After launching in China in late 2016, TikTok rapidly became a leading short-video app in the United States. Similar in some ways to Vine, which was discontinued in 2016, TikTok allows users to create 3- to 15-second videos. It has been downloaded some 800 million times globally, surpassing Facebook, YouTube and Instagram to become the world’s most downloaded app in the first half of 2018.

Hate speech on TikTok largely flew under the radar until December, when Motherboard reported that it had found examples of “blatant, violent white supremacy and Nazism,” including calls for the murders of Jews and black people. TikTok, the news site concluded, “has a Nazi problem.”

In a statement to HuffPost, a TikTok spokesperson described the issue as “a challenge for the industry as a whole.”

“For our part we continue to enhance our existing measures and roll out further protections as we work to minimize the opportunity for misuse,” the spokesperson said. “There is absolutely no place for discrimination, including hate speech, on this platform.”

Watson, who mainly uses TikTok to spread misogynistic and Islamophobic tropes, has framed criticism of the app, such that coming from Motherboard, as an affront to free speech that’s being driven by “moral gatekeepers” in an effort to deprive “young men, predominantly young, white men ― God forbid ― of a space in which to express themselves.”

But so-called “moral gatekeepers” don’t get to decide who or what stays on platforms. The platforms do. The existence of discriminatory, hateful content on TikTok reflects the app’s negligence in enforcing its policies, which clearly prohibit both discrimination and hate speech.

TikTok’s user guidelines describe the platform as an “inclusive community” that does not allow content that “incites hatred against a group of people based on their race, ethnicity, religion, nationality, culture, disability, sexual orientation, gender, gender identity, age, or any other discrimination.” Users are also prohibited from sharing content “that may trigger hostility, including trolling or provocative remarks.”

In the U.S., the Communications Decency Act shields platforms from liability for most user-generated content, leaving it to them to decide what material they will and will not allow on their sites. The social media giants, which have long struggled to draw a line between free speech and hate speech, are responsible for creating their own terms of use. But they’re not held accountable for ensuring that users adhere to those rules or for maintaining a safe and inclusive environment on their platforms.
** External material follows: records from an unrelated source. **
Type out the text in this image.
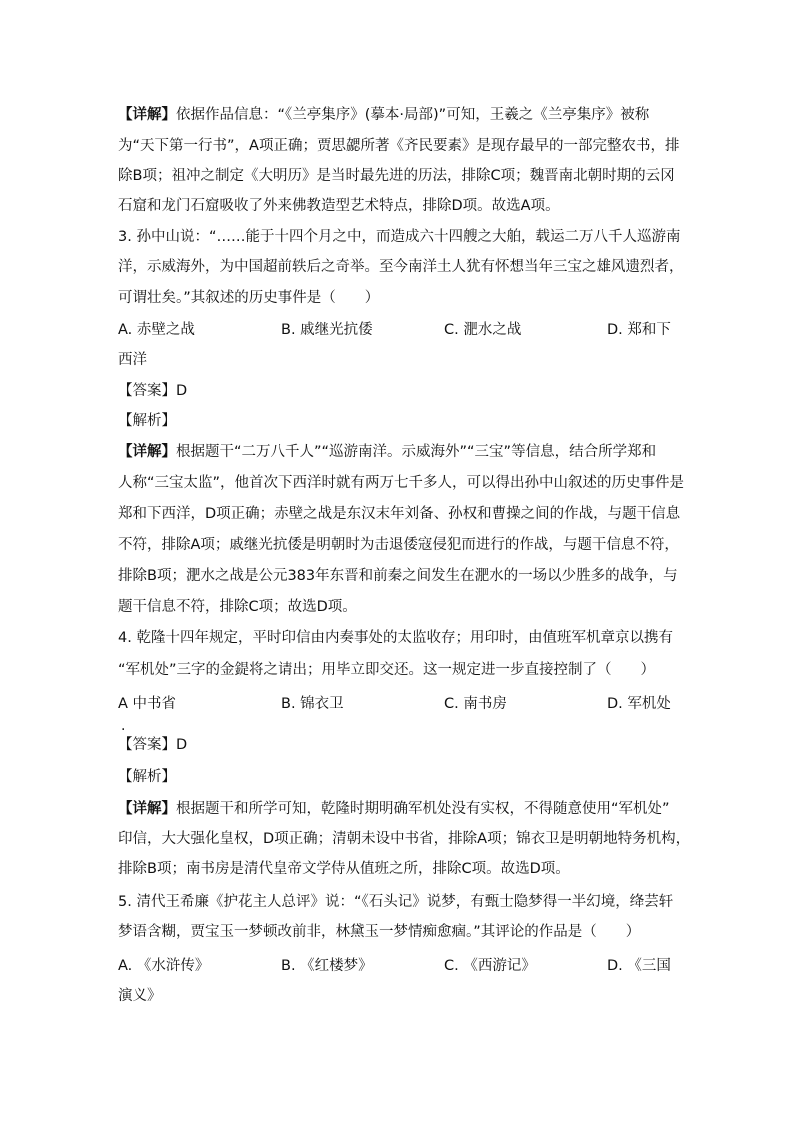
【详解】依据作品信息：“《兰亭集序》(摹本·局部)”可知，王羲之《兰亭集序》被称
为“天下第一行书”，A项正确；贾思勰所著《齐民要素》是现存最早的一部完整农书，排
除B项；祖冲之制定《大明历》是当时最先进的历法，排除C项；魏晋南北朝时期的云冈
石窟和龙门石窟吸收了外来佛教造型艺术特点，排除D项。故选A项。
3. 孙中山说：“……能于十四个月之中，而造成六十四艘之大舶，载运二万八千人巡游南
洋，示威海外，为中国超前轶后之奇举。至今南洋土人犹有怀想当年三宝之雄风遗烈者，
可谓壮矣。”其叙述的历史事件是（　　）
A. 赤壁之战	B. 戚继光抗倭	C. 淝水之战	D. 郑和下
西洋
【答案】D
【解析】
【详解】根据题干“二万八千人”“巡游南洋。示威海外”“三宝”等信息，结合所学郑和
人称“三宝太监”，他首次下西洋时就有两万七千多人，可以得出孙中山叙述的历史事件是
郑和下西洋，D项正确；赤壁之战是东汉末年刘备、孙权和曹操之间的作战，与题干信息
不符，排除A项；戚继光抗倭是明朝时为击退倭寇侵犯而进行的作战，与题干信息不符，
排除B项；淝水之战是公元383年东晋和前秦之间发生在淝水的一场以少胜多的战争，与
题干信息不符，排除C项；故选D项。
4. 乾隆十四年规定，平时印信由内奏事处的太监收存；用印时，由值班军机章京以携有
“军机处”三字的金鍉将之请出；用毕立即交还。这一规定进一步直接控制了（　　）
A 中书省
·
B. 锦衣卫	C. 南书房	D. 军机处
【答案】D
【解析】
【详解】根据题干和所学可知，乾隆时期明确军机处没有实权，不得随意使用“军机处”
印信，大大强化皇权，D项正确；清朝未设中书省，排除A项；锦衣卫是明朝地特务机构，
排除B项；南书房是清代皇帝文学侍从值班之所，排除C项。故选D项。
5. 清代王希廉《护花主人总评》说：“《石头记》说梦，有甄士隐梦得一半幻境，绛芸轩
梦语含糊，贾宝玉一梦顿改前非，林黛玉一梦情痴愈痼。”其评论的作品是（　　）
A. 《水浒传》	B. 《红楼梦》	C. 《西游记》	D. 《三国
演义》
“There’s nothing legally mandating that any of these companies do anything [to address hateful or extremist content], which is the hole that the Communications Decency Act has left,” said Heidi Beirich, who leads the Intelligence Project at the Southern Poverty Law Center. “The pressure to get hate speech and other violent stuff off platforms is entirely a result of either outside pressure, like bad PR, or activities that the platforms themselves have engaged in to try to reduce the amount of hate on their platforms.”

Beirich views strong content moderation as a “moral responsibility” for platforms generally and for TikTok in particular.

“TikTok panders to children,” she said. “They see cool videos, then they see racist things or content calling [white supremacist mass murderer] Dylann Roof a hero, and they’re going to end up going down a really bad path.”